Two poems by Frank Pounding.
A Dream Of Birds
In my home outside the city,
on dark land, a forest wasted by fire,
you play guitar lighted by a single candle,
a glass of water held between your bare feet,
by the arches of your small feet.
The force of your quiet playing appears upon the water;
the overringing notes reflect upon the white ceiling.
Le Rappel Des Oiseaux.
I thought I would drown.
As you finished, I began to ascend.
It wasn’t time enough.
I asked you to play again, to play more slowly.
Without looking up,
you placed the tips of your narrow fingers against the still strings.

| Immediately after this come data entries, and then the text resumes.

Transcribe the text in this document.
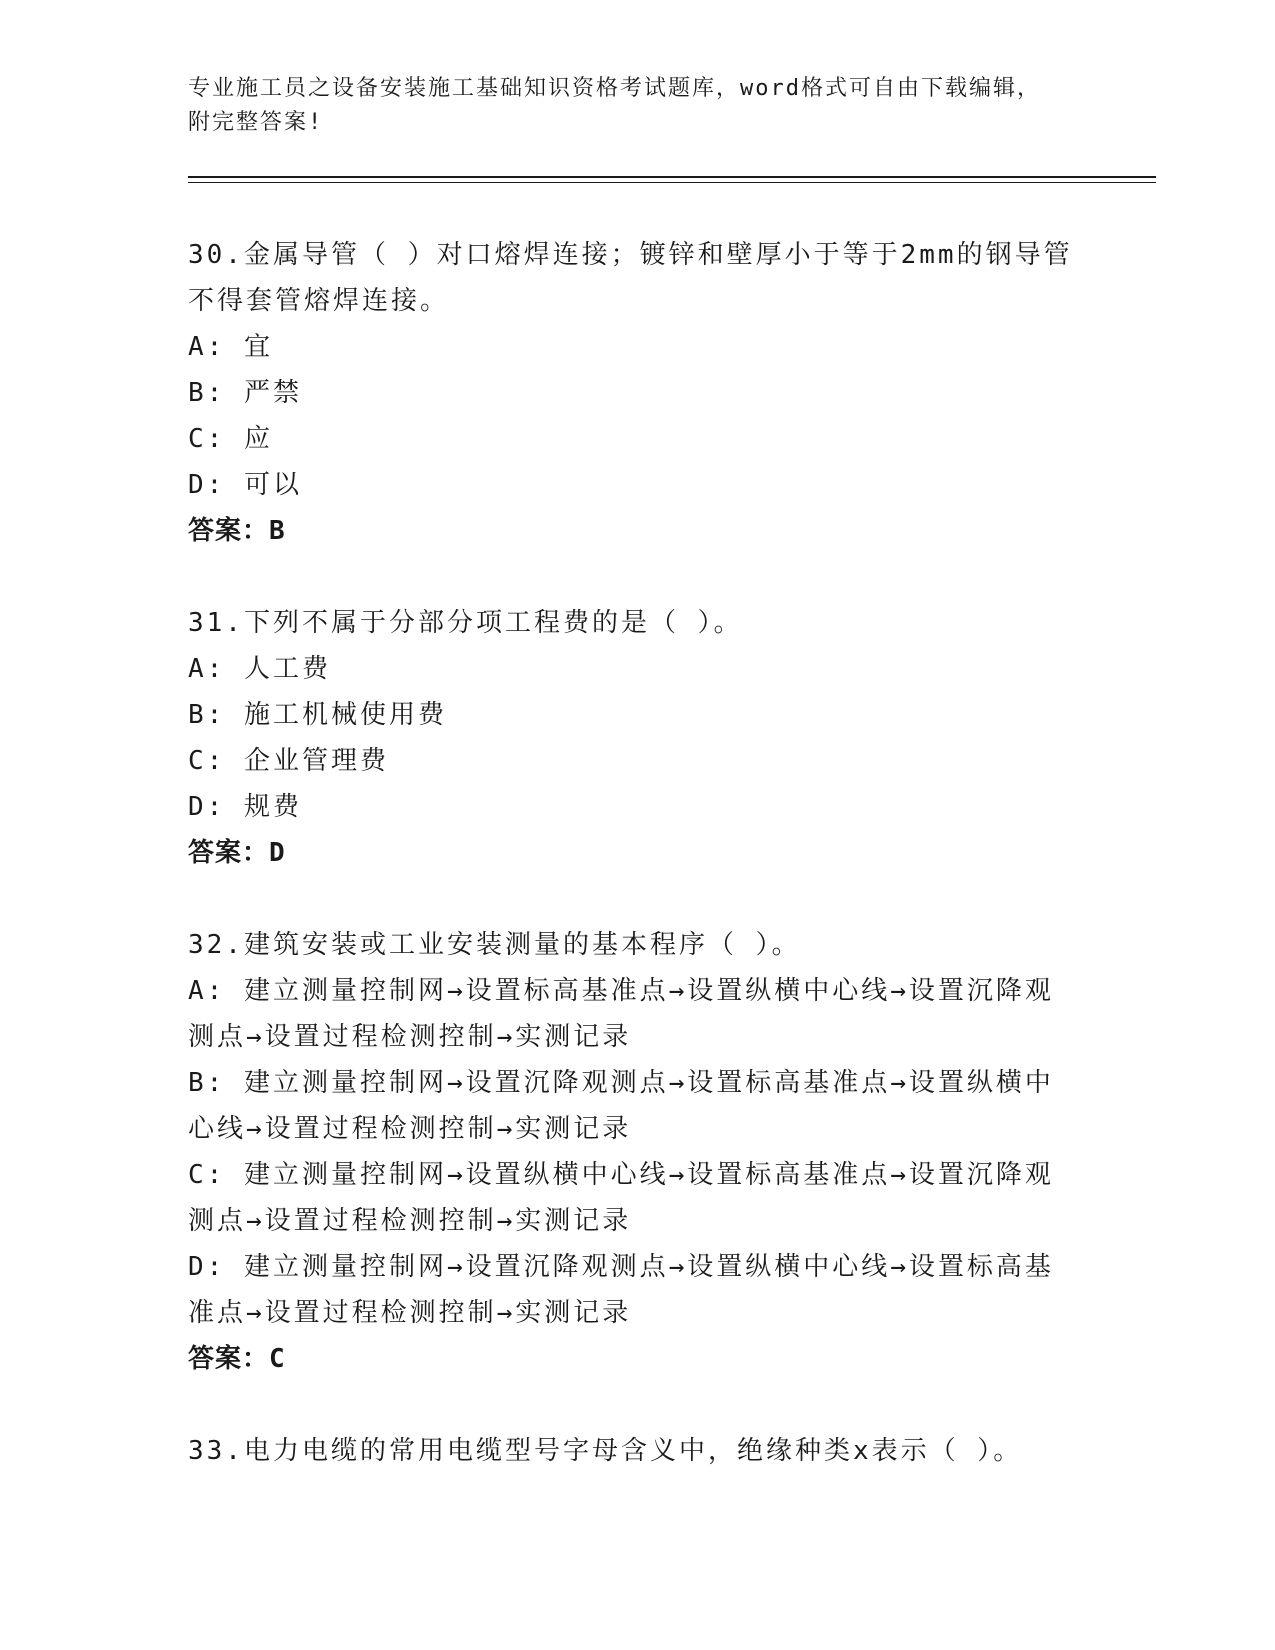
专业施工员之设备安装施工基础知识资格考试题库，word格式可自由下载编辑，
附完整答案!
30.金属导管（ ）对口熔焊连接；镀锌和壁厚小于等于2mm的钢导管不得套管熔焊连接。
A: 宜
B: 严禁
C: 应
D: 可以
答案：B
31.下列不属于分部分项工程费的是（ ）。
A: 人工费
B: 施工机械使用费
C: 企业管理费
D: 规费
答案：D
32.建筑安装或工业安装测量的基本程序（ ）。
A: 建立测量控制网→设置标高基准点→设置纵横中心线→设置沉降观测点→设置过程检测控制→实测记录
B: 建立测量控制网→设置沉降观测点→设置标高基准点→设置纵横中心线→设置过程检测控制→实测记录
C: 建立测量控制网→设置纵横中心线→设置标高基准点→设置沉降观测点→设置过程检测控制→实测记录
D: 建立测量控制网→设置沉降观测点→设置纵横中心线→设置标高基准点→设置过程检测控制→实测记录
答案：C
33.电力电缆的常用电缆型号字母含义中，绝缘种类x表示（ ）。
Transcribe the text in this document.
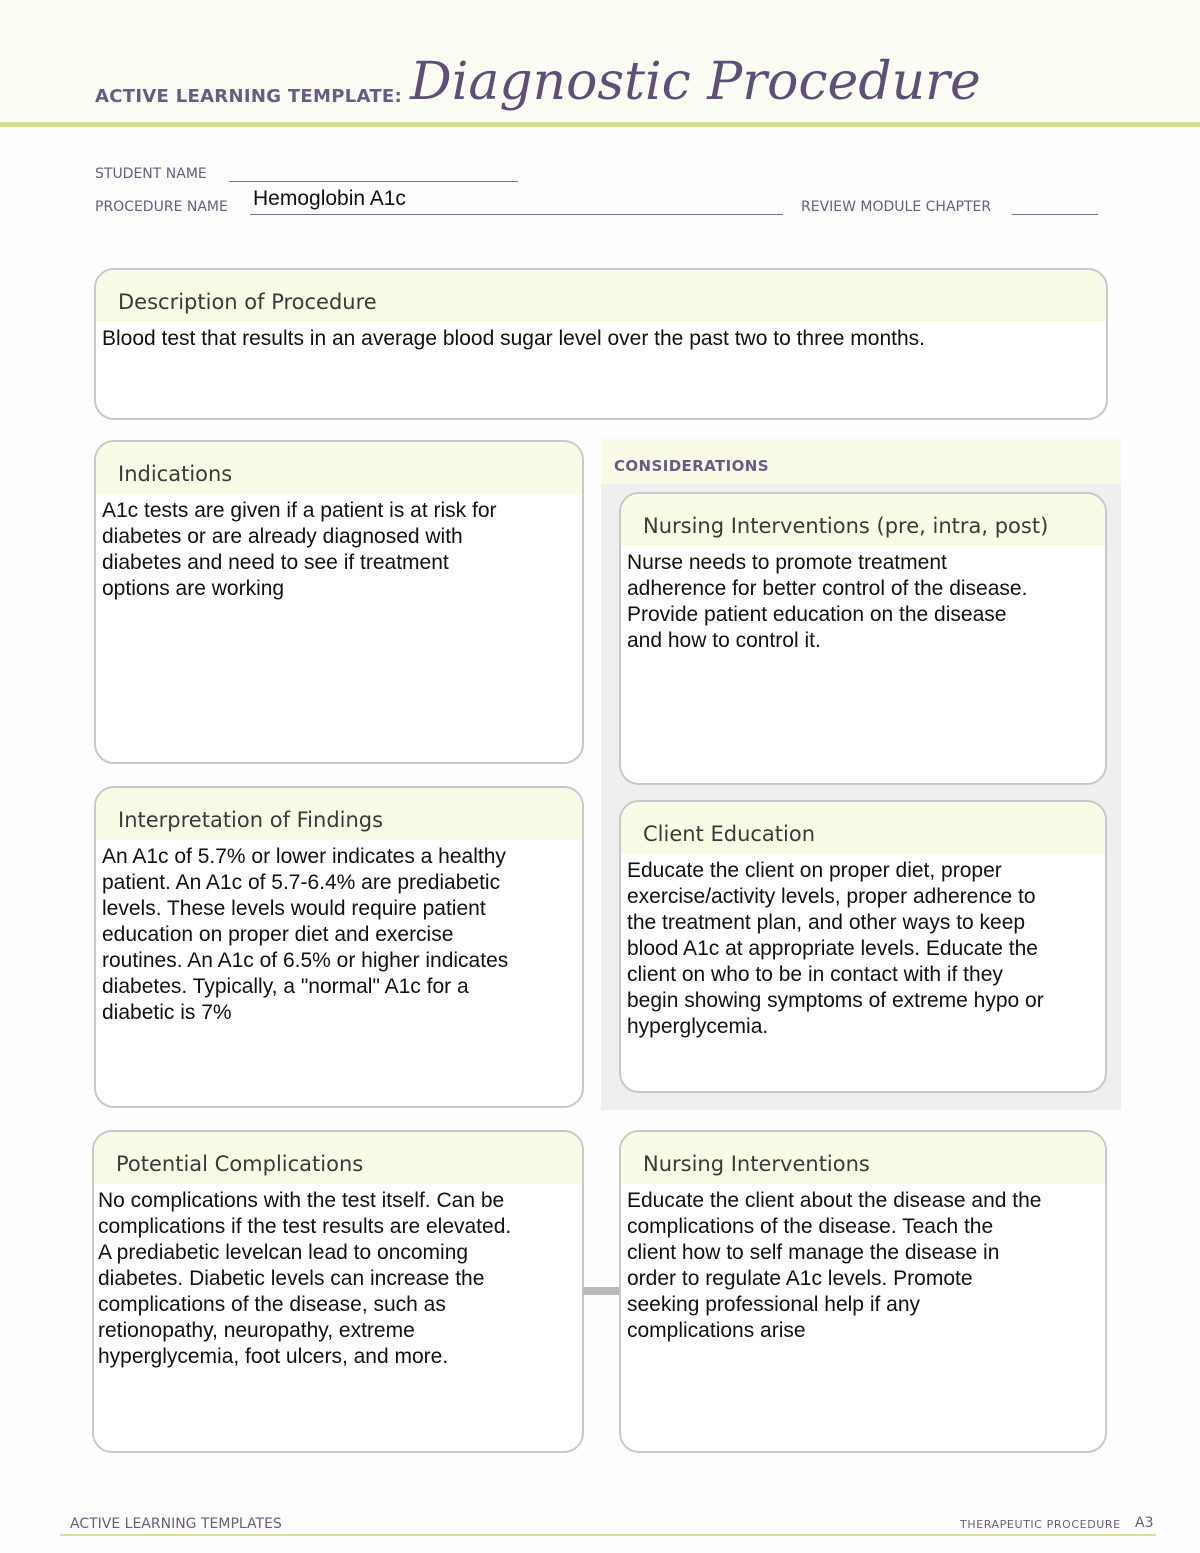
ACTIVE LEARNING TEMPLATE: Diagnostic Procedure
STUDENT NAME
PROCEDURE NAME Hemoglobin A1c	REVIEW MODULE CHAPTER
Description of Procedure
Blood test that results in an average blood sugar level over the past two to three months.
CONSIDERATIONS
Indications
A1c tests are given if a patient is at risk for
diabetes or are already diagnosed with
diabetes and need to see if treatment
options are working
Nursing Interventions (pre, intra, post)
Nurse needs to promote treatment
adherence for better control of the disease.
Provide patient education on the disease
and how to control it.
Interpretation of Findings
An A1c of 5.7% or lower indicates a healthy
patient. An A1c of 5.7-6.4% are prediabetic
levels. These levels would require patient
education on proper diet and exercise
routines. An A1c of 6.5% or higher indicates
diabetes. Typically, a "normal" A1c for a
diabetic is 7%
Client Education
Educate the client on proper diet, proper
exercise/activity levels, proper adherence to
the treatment plan, and other ways to keep
blood A1c at appropriate levels. Educate the
client on who to be in contact with if they
begin showing symptoms of extreme hypo or
hyperglycemia.
Potential Complications
No complications with the test itself. Can be
complications if the test results are elevated.
A prediabetic levelcan lead to oncoming
diabetes. Diabetic levels can increase the
complications of the disease, such as
retionopathy, neuropathy, extreme
hyperglycemia, foot ulcers, and more.
Nursing Interventions
Educate the client about the disease and the
complications of the disease. Teach the
client how to self manage the disease in
order to regulate A1c levels. Promote
seeking professional help if any
complications arise
ACTIVE LEARNING TEMPLATES	THERAPEUTIC PROCEDURE A3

I held my breath until I woke.
A Dream Of Astronauts
We are astronauts, you and I,
In white suits and mirror glass.
Our expressive hands muted by fat fingered gloves.
Our winged feet sunk into heavy boots.
Blue hoses deliver oxygen,
Yellow tubes catch our breath.
On the ground, among black cabling and ghosting vapor,
honest men communicate by sign.
They uncouple lines and test compression.
They read gauges and collect data.
Satisfied, they move to safety through an iron door.
There is a rush of stillness.
And we are launched.
Above us there is silence.
Below us is the earth.
The pale deserts.
The dark canopies.
Frank Pounding is a Canadian expat living in the mountains above Santa Barbara, California, with his two horses, Hey Baby, and Sake. He rides a ’67 Triumph Bonneville 650, a 2015 KTM Duke 690, and a ’04 DRZ 400S. Frank skates Earthwing decks and shapes his own surfboards. This is the first time Frank has shown his writing to anyone other than his mother, who he will soon be taking skydiving for the first time upon her 75th birthday.